Does CIBC Investor’s Edge offer any commission-free ETFs?
Yes, CIBC offers commission-free trading on a select list of ETFs. However, this list is limited and subject to change. XEQT is an iShares product from BlackRock, not a CIBC-branded fund, so it may not be included. Always verify the current list directly with CIBC before assuming your ETF of choice qualifies.
What about Wealthsimple’s 1.5% currency conversion fee?
It only applies to US-dollar trades. XEQT trades in Canadian dollars on the TSX, so this fee is completely irrelevant for XEQT purchases. If you also buy US-listed stocks or ETFs, you can upgrade to Wealthsimple Premium to reduce the FX fee, or use a separate USD account at a bank brokerage.
Is $6.95 per trade really that bad?
On a single $10,000 lump-sum purchase, $6.95 is 0.07% – barely noticeable. But on a $200 biweekly purchase, it is 3.47% – that is worse than many high-fee mutual funds. The impact depends entirely on how often and how much you are buying. For regular dollar-cost averaging with moderate amounts, it adds up fast.
What is the $100 annual admin fee at CIBC Investor’s Edge?

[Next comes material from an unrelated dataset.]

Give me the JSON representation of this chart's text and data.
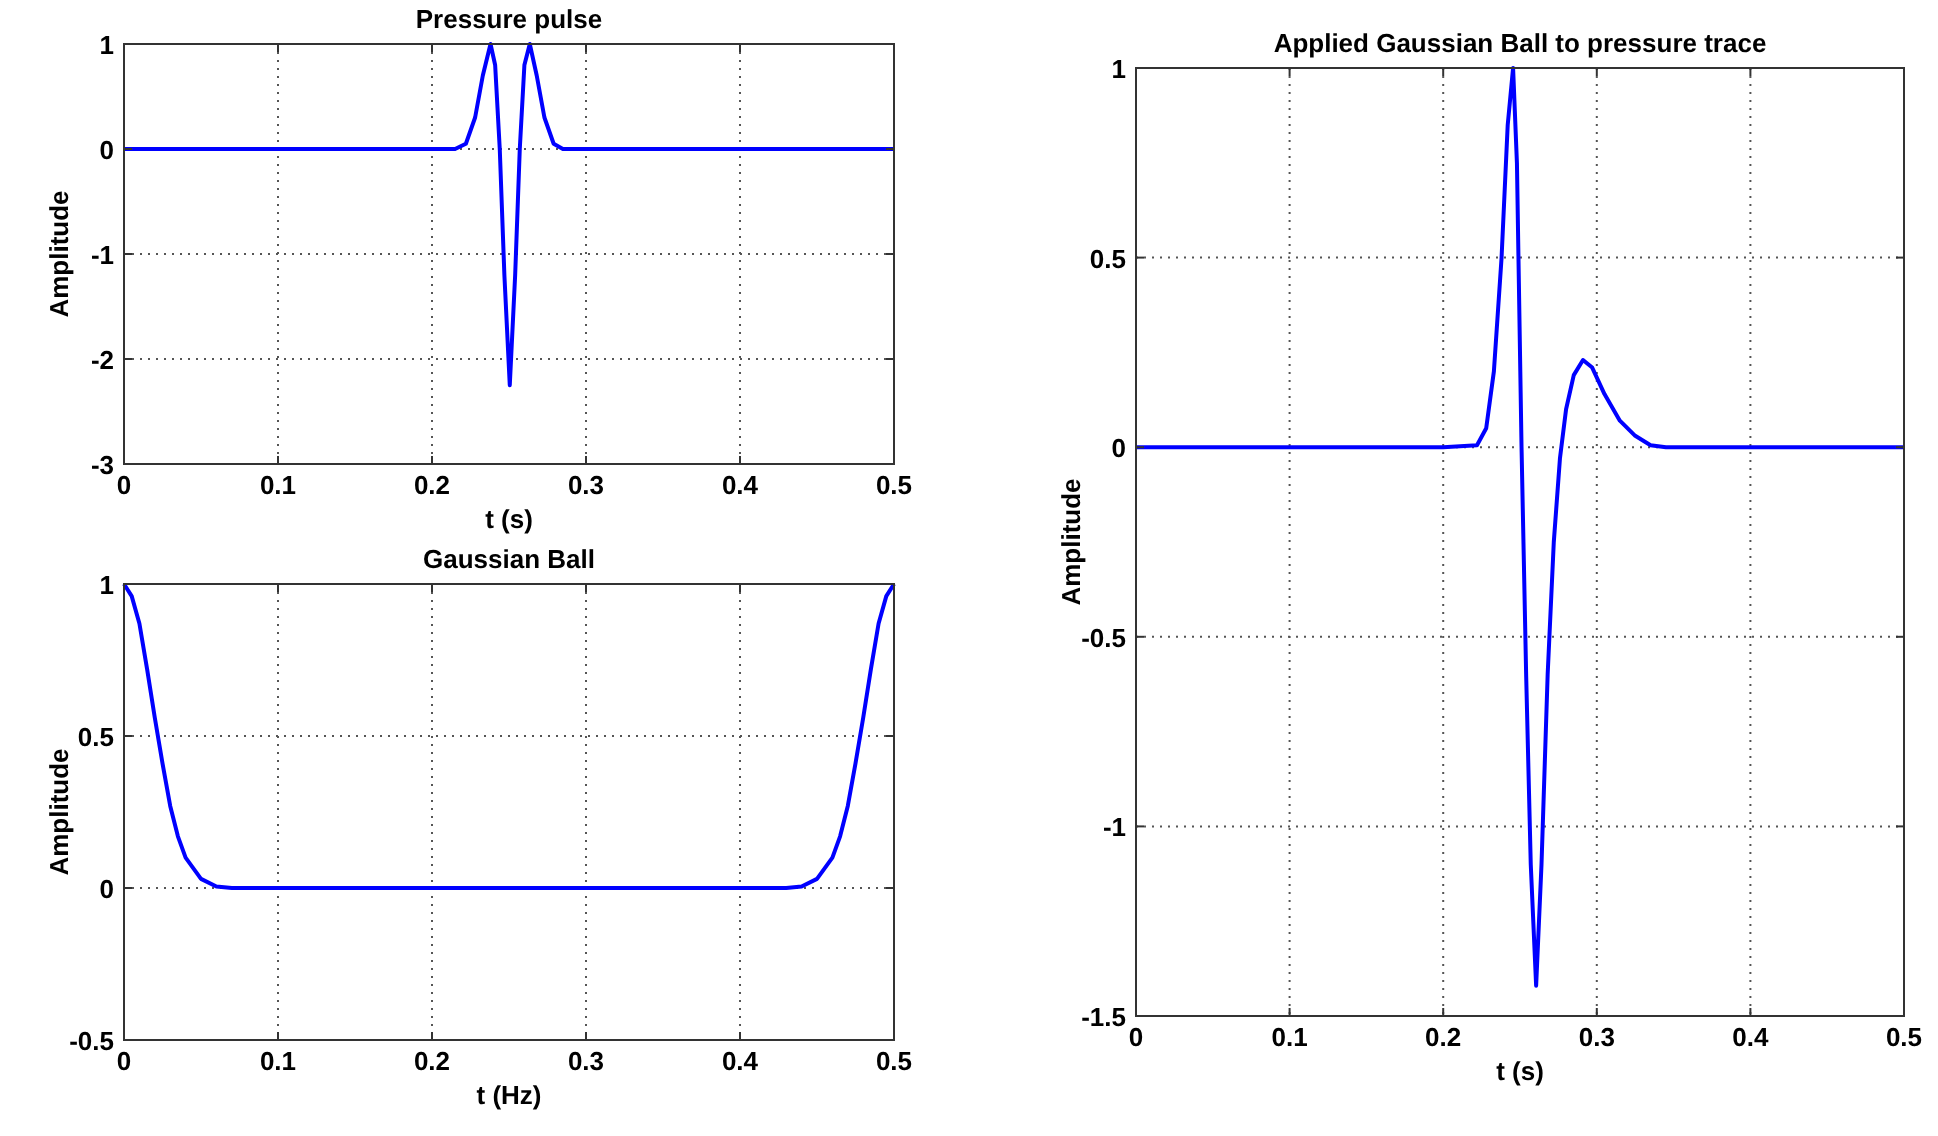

If your total household balance across all CIBC Investor’s Edge accounts is under $10,000, CIBC charges a $100 per year administration fee. This can be waived if you make at least one trade per quarter, if you hold other qualifying CIBC products, or if you meet other specific conditions. For a new investor just starting out, this fee is an extra cost on top of the per-trade commissions.
Can I set up automatic XEQT purchases at CIBC Investor’s Edge?
Not directly. CIBC Investor’s Edge supports pre-authorized deposits (PADs) to move cash into your account automatically, but you still need to log in and manually place the ETF trade. Automatic purchase plans are available for mutual funds, but not for self-directed ETF purchases like XEQT. On Wealthsimple, the entire process – deposit, purchase, and allocation – is fully automated through the auto-invest feature.
How long does a transfer from CIBC Investor’s Edge to Wealthsimple take?
In-kind transfers typically take 1-3 weeks, though it can sometimes stretch longer depending on the institutions involved. During the transfer, you cannot trade the shares being moved. Plan accordingly and do not initiate a transfer during a period of extreme market volatility if that would stress you out.
Final Thoughts
I get why people start with CIBC Investor’s Edge. If you have banked with CIBC for years, the path of least resistance is to open a brokerage account at the same institution. Same login, same brand, same sense of familiarity. It feels safe, and there is nothing wrong with that instinct.
But the investing landscape has changed. Platforms like Wealthsimple have made it possible to buy XEQT with zero commissions, automatic recurring purchases, and fractional shares – features that simply did not exist when CIBC Investor’s Edge was designed. The $6.95 commission, the lack of auto-invest for ETFs, the whole-shares-only limitation, and the $100 admin fee for smaller accounts are not dealbreakers individually, but together they create meaningful friction and cost that compounds over decades.
If you are happy at CIBC Investor’s Edge and the commissions do not bother you, you are still investing, and that is what matters most. Paying $6.95 per trade to buy XEQT is infinitely better than not investing at all. But if you want the best possible platform for a simple, passive XEQT strategy – zero commissions, full automation, fractional shares, no maintenance fees – Wealthsimple is the one I use and the one I recommend.